A 57-year-old female college counselor living in the northeastern United States with no PMH presented for evaluation of rash, joint pain, and dyspnea for the past three weeks. The patient first noticed the rash on her upper back, describing it as being itchy. The rash then spread to her face, scalp, and thighs. Two weeks ago, she noticed swelling in her hands and had a gradual onset of dyspnea on exertion. The patient has pain in her hands and when moving her fingers. She denied fever, cough, chills, chest pain, headache, vision changes, focal weakness, abdominal pain, nausea, vomiting, and diarrhea. She denied recent travel, sick contacts, significant time spent outdoors, known tick bites, new medications, and changes in her diet. She has never had a rash like this before.

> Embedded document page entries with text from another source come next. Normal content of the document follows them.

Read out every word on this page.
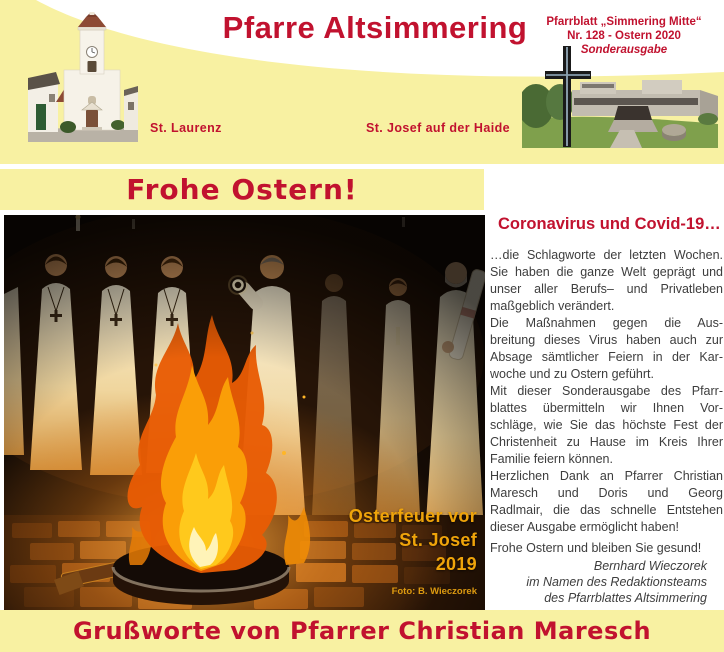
Pfarre Altsimmering	Pfarrblatt „Simmering Mitte“
Nr. 128 - Ostern 2020
Sonderausgabe
St. Laurenz	St. Josef auf der Haide
Frohe Ostern!
Osterfeuer vor
St. Josef
2019
Foto: B. Wieczorek
Coronavirus und Covid-19…
…die Schlagworte der letzten Wochen.
Sie haben die ganze Welt geprägt und
unser aller Berufs– und Privatleben
maßgeblich verändert.
Die Maßnahmen gegen die Aus-
breitung dieses Virus haben auch zur
Absage sämtlicher Feiern in der Kar-
woche und zu Ostern geführt.
Mit dieser Sonderausgabe des Pfarr-
blattes übermitteln wir Ihnen Vor-
schläge, wie Sie das höchste Fest der
Christenheit zu Hause im Kreis Ihrer
Familie feiern können.
Herzlichen Dank an Pfarrer Christian
Maresch und Doris und Georg
Radlmair, die das schnelle Entstehen
dieser Ausgabe ermöglicht haben!
Frohe Ostern und bleiben Sie gesund!
Bernhard Wieczorek
im Namen des Redaktionsteams
des Pfarrblattes Altsimmering
Grußworte von Pfarrer Christian Maresch
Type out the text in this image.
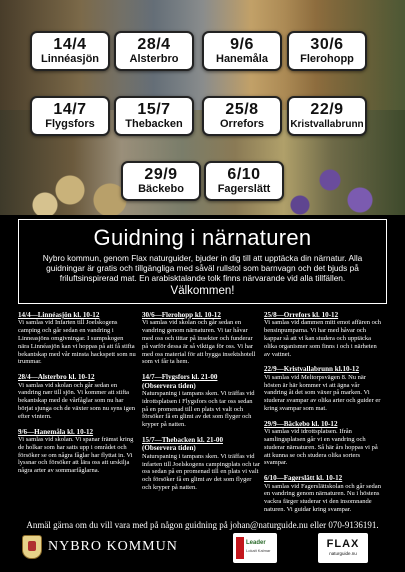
14/4
Linnéasjön
28/4
Alsterbro
9/6
Hanemåla
30/6
Flerohopp
14/7
Flygsfors
15/7
Thebacken
25/8
Orrefors
22/9
Kristvallabrunn
29/9
Bäckebo
6/10
Fagerslätt
Guidning i närnaturen
Nybro kommun, genom Flax naturguider, bjuder in dig till att upptäcka din närnatur. Alla guidningar är gratis och tillgängliga med såväl rullstol som barnvagn och det bjuds på friluftsinspirerad mat. En arabisktalande tolk finns närvarande vid alla tillfällen.
Välkommen!
14/4—Linnéasjön kl. 10-12
Vi samlas vid Infarten till Joelskogens camping och går sedan en vandring i Linneasjöns omgivningar. I sumpskogen nära Linnéasjön kan vi hoppas på att få stifta bekantskap med vår minsta hackspett som nu trummar.
28/4—Alsterbro kl. 10-12
Vi samlas vid skolan och går sedan en vandring nær till sjön. Vi kommer att stifta bekantskap med de vårfåglar som nu har börjat sjunga och de växter som nu syns igen efter vintern.
9/6—Hanemåla kl. 10-12
Vi samlas vid skolan. Vi spanar främst kring de holkar som har satts upp i området och försöker se om några fåglar har flyttat in. Vi lyssnar och försöker att lära oss att urskilja några arter av sommarfåglarna.
30/6—Flerohopp kl. 10-12
Vi samlas vid skolan och går sedan en vandring genom närnaturen. Vi tar håvar med oss och tittar på insekter och funderar på varför dessa är så viktiga för oss. Vi har med oss material för att bygga insektshotell som vi får ta hem.
14/7—Flygsfors kl. 21-00
(Observera tiden)
Naturspaning i tampans sken. Vi träffas vid idrottsplatsen i Flygsfors och tar oss sedan på en promenad till en plats vi valt och försöker få en glimt av det som flyger och kryper på natten.
15/7—Thebacken kl. 21-00
(Observera tiden)
Naturspaning i tampans sken. Vi träffas vid infarten till Joelskogens campingplats och tar oss sedan på en promenad till en plats vi valt och försöker få en glimt av det som flyger och kryper på natten.
25/8—Orrefors kl. 10-12
Vi samlas vid dammen mitt emot affären och bensinpumparna. Vi har med håvar och kappar så att vi kan studera och upptäcka olika organismer som finns i och i närheten av vattnet.
22/9—Kristvallabrunn kl.10-12
Vi samlas vid Meltorpsvägen 8. Nu när hösten är här kommer vi att ägna vår vandring åt det som växer på marken. Vi studerar svampar av olika arter och guider er kring svampar som mat.
29/9—Bäckebo kl. 10-12
Vi samlas vid idrottsplatsen. Ifrån samlingsplatsen går vi en vandring och studerar närnaturen. Så här års hoppas vi på att kunna se och studera olika sorters svampar.
6/10—Fagerslätt kl. 10-12
Vi samlas vid Fagerslättskolan och går sedan en vandring genom närnaturen. Nu i höstens vackra färger studerar vi den insomnande naturen. Vi guidar kring svampar.
Anmäl gärna om du vill vara med på någon guidning på johan@naturguide.nu eller 070-9136191.
NYBRO KOMMUN	Leader
Lokalt Kalmar
FLAX
naturguide.nu
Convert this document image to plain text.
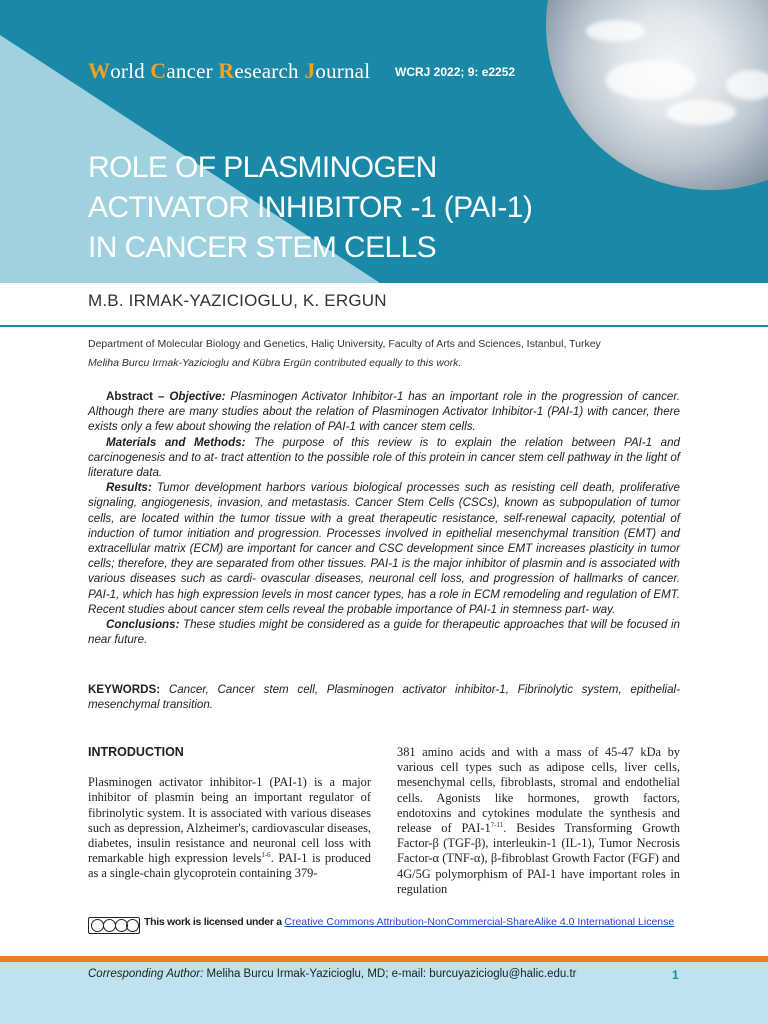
World Cancer Research Journal WCRJ 2022; 9: e2252
ROLE OF PLASMINOGEN
ACTIVATOR INHIBITOR -1 (PAI-1)
IN CANCER STEM CELLS
M.B. IRMAK-YAZICIOGLU, K. ERGUN
Department of Molecular Biology and Genetics, Haliç University, Faculty of Arts and Sciences, Istanbul, Turkey
Meliha Burcu Irmak-Yazicioglu and Kübra Ergün contributed equally to this work.

Abstract – Objective: Plasminogen Activator Inhibitor-1 has an important role in the progression of cancer. Although there are many studies about the relation of Plasminogen Activator Inhibitor-1 (PAI-1) with cancer, there exists only a few about showing the relation of PAI-1 with cancer stem cells.

Materials and Methods: The purpose of this review is to explain the relation between PAI-1 and carcinogenesis and to at- tract attention to the possible role of this protein in cancer stem cell pathway in the light of literature data.

Results: Tumor development harbors various biological processes such as resisting cell death, proliferative signaling, angiogenesis, invasion, and metastasis. Cancer Stem Cells (CSCs), known as subpopulation of tumor cells, are located within the tumor tissue with a great therapeutic resistance, self-renewal capacity, potential of induction of tumor initiation and progression. Processes involved in epithelial mesenchymal transition (EMT) and extracellular matrix (ECM) are important for cancer and CSC development since EMT increases plasticity in tumor cells; therefore, they are separated from other tissues. PAI-1 is the major inhibitor of plasmin and is associated with various diseases such as cardi- ovascular diseases, neuronal cell loss, and progression of hallmarks of cancer. PAI-1, which has high expression levels in most cancer types, has a role in ECM remodeling and regulation of EMT. Recent studies about cancer stem cells reveal the probable importance of PAI-1 in stemness part- way.

Conclusions: These studies might be considered as a guide for therapeutic approaches that will be focused in near future.

KEYWORDS: Cancer, Cancer stem cell, Plasminogen activator inhibitor-1, Fibrinolytic system, epithelial-mesenchymal transition.
INTRODUCTION

Plasminogen activator inhibitor-1 (PAI-1) is a major inhibitor of plasmin being an important regulator of fibrinolytic system. It is associated with various diseases such as depression, Alzheimer's, cardiovascular diseases, diabetes, insulin resistance and neuronal cell loss with remarkable high expression levels$^{1-6}$. PAI-1 is produced as a single-chain glycoprotein containing 379-

381 amino acids and with a mass of 45-47 kDa by various cell types such as adipose cells, liver cells, mesenchymal cells, fibroblasts, stromal and endothelial cells. Agonists like hormones, growth factors, endotoxins and cytokines modulate the synthesis and release of PAI-1$^{7-11}$. Besides Transforming Growth Factor-β (TGF-β), interleukin-1 (IL-1), Tumor Necrosis Factor-α (TNF-α), β-fibroblast Growth Factor (FGF) and 4G/5G polymorphism of PAI-1 have important roles in regulation

This work is licensed under a Creative Commons Attribution-NonCommercial-ShareAlike 4.0 International License
Corresponding Author: Meliha Burcu Irmak-Yazicioglu, MD; e-mail: burcuyazicioglu@halic.edu.tr	1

Amyopathic dermatomyositis – specifically anti-melanoma differentiation-associated gene 5 (anti-MDA5) positive dermatomyositis as determined by subsequent inpatient auto-immunological workup. Compared to other dermatomyositides, anti-MDA5 positive dermatomyositis is characterized by an absence of traditional muscular involvement. Additionally, patients can present with respiratory symptoms related to interstitial lung disease (ILD). One phenotype of this condition is associated with a rapidly progressive ILD, but respiratory involvement may be delayed years after the initial symptoms are noticed. The patient’s clinical images demonstrate a macular, violaceous rash in the “shawl sign” and “holster sign” distribution patterns typical of dermatomyositides. Palmar papules (not to be confused with Gottron’s papules which are found on the dorsal surface of the metacarpophalangeal and interphalangeal joints) are fairly specific for anti-MDA5 positive dermatomyositis
There are no specific guidelines for treating anti-MDA5 positive dermatomyositis. Patients are typically started on a high-dose steroid regimen. A rheumatology consult should be obtained to determine if the patient would benefit from treatment with immunosuppressants. Given her complaints of dyspnea, the patient should undergo a non-contrast CT of the chest to evaluate for evidence of scarring or pulmonary fibrosis.

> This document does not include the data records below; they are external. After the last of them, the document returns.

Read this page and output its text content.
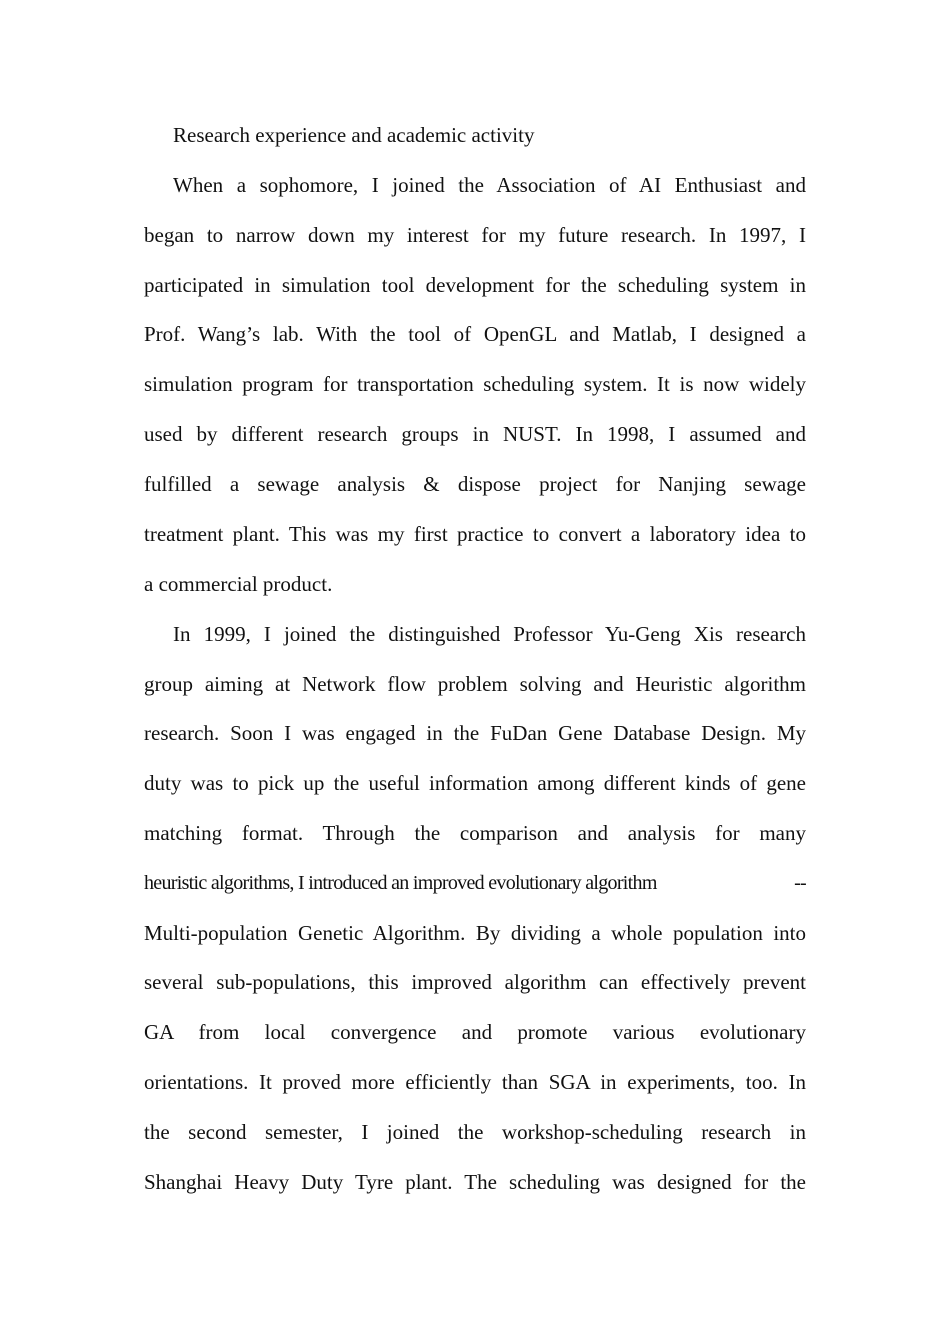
Research experience and academic activity
When a sophomore, I joined the Association of AI Enthusiast and
began to narrow down my interest for my future research. In 1997, I
participated in simulation tool development for the scheduling system in
Prof. Wang’s lab. With the tool of OpenGL and Matlab, I designed a
simulation program for transportation scheduling system. It is now widely
used by different research groups in NUST. In 1998, I assumed and
fulfilled a sewage analysis & dispose project for Nanjing sewage
treatment plant. This was my first practice to convert a laboratory idea to
a commercial product.
In 1999, I joined the distinguished Professor Yu-Geng Xis research
group aiming at Network flow problem solving and Heuristic algorithm
research. Soon I was engaged in the FuDan Gene Database Design. My
duty was to pick up the useful information among different kinds of gene
matching format. Through the comparison and analysis for many
heuristic algorithms, I introduced an improved evolutionary algorithm	--
Multi-population Genetic Algorithm. By dividing a whole population into
several sub-populations, this improved algorithm can effectively prevent
GA from local convergence and promote various evolutionary
orientations. It proved more efficiently than SGA in experiments, too. In
the second semester, I joined the workshop-scheduling research in
Shanghai Heavy Duty Tyre plant. The scheduling was designed for the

Anti-MDA5 positive dermatomyositis is associated with rapidly progressive ILD has a poor prognosis.
This rare form of dermatomyositis should be suspected if the patient has respiratory complaints in addition to the hallmark cutaneous findings commonly observed in all types of dermatomyositides. Palmar papules are fairly specific for anti-MDA5 positive dermatomyositis. It often lacks typical historical and physical features of muscular weakness.
Treatment involves high-dose corticosteroids and consideration of immunomodulator therapy.